Она сделала попытку приподняться и вдруг увидела, что лежит в разодранной на груди ночной сорочке. Поэтому-то Сухарто и прикрыл ее какой-то накидкой.

– Мне нужно одеться…

– Вот, я захватил… – он подал ей длинное темно-бордовое бархатное платье с корсажем, надо же, то самое, в котором она приехала в Батавию, и летние закрытые туфли.

– Мое любимое! – обрадовалась она. – Но оно такое тяжелое…

Катарина с трудом натянула на себя платье – в руках и ногах была слабость, а по телу бежал мелкий озноб.

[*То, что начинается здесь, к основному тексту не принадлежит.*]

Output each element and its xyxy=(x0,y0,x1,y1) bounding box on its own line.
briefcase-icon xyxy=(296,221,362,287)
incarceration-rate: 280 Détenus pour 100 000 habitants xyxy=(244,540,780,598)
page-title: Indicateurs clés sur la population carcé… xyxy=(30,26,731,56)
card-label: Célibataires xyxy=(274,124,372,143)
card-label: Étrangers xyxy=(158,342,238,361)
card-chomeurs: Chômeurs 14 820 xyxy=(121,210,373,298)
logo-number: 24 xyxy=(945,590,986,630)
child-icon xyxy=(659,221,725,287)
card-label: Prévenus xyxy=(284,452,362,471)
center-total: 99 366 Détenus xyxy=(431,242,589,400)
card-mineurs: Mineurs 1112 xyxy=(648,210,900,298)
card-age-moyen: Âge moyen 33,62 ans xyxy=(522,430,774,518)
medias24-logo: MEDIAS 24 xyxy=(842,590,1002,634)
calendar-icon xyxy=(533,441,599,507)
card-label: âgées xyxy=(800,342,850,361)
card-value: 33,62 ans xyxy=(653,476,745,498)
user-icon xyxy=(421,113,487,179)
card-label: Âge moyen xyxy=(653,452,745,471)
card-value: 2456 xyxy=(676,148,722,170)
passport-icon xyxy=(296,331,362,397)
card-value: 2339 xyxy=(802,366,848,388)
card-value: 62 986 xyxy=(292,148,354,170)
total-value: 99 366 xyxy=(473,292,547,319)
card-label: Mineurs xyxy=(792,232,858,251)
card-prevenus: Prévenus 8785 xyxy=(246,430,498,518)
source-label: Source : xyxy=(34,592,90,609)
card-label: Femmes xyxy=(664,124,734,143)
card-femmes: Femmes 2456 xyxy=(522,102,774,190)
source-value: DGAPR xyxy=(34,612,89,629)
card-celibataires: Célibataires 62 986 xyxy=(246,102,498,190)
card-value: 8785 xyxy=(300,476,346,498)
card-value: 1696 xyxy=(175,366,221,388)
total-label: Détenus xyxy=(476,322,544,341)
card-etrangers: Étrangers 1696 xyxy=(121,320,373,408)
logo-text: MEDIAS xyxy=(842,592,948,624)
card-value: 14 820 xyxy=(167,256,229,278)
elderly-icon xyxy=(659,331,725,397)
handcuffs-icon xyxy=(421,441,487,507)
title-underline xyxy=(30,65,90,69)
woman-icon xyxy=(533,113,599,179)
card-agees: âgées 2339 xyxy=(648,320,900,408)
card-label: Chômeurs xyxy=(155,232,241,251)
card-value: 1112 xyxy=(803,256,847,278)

Домик садовника находился в самой глубине сада, он был таким маленьким и почти незаметным, что она несколько раз прогуливалась в этих аллейках, но особого внимания на него не обращала.

За воротами дома Сухарто шел медленно, «прижимаясь» к темным строениям и обходя стороной дома, в которых горел хоть маленький, но огонек. В таком случае лучше перестраховаться, чем угодить в крепкие лапы военного патруля. Видимо, удача была на их стороне: они никого не встретили на пути.

Послышался шум волн, набегавших на пологий берег. И она шагнула на кромку песка, ей показалось, что они уже пришли. Но Сухарто сказал тихо-тихо, словно боясь заглушить рокот океана:

– Нам не сюда!

А как хотелось ей уже сидеть в лодке, расслабив ноги. Вот что значит не привыкла к таким марш-броскам!

Они прошли еще примерно с полкилометра вдоль берега, но не приближаясь к нему, и когда показались деревенские хижины, Сухарто остановился и прислушался. Звенели цикады, справа шумел океан, разбиваясь о каменную скалу, а слева начинался лес из вечнозеленых раскидистых деревьев, которые на фоне темного неба казались неуклюжими великанами со сгорбленными спинами. Деревья шелестели густой листвой, усыпавшей длинные корявые ветки, словно размахивая руками и отпугивая от себя незваных гостей.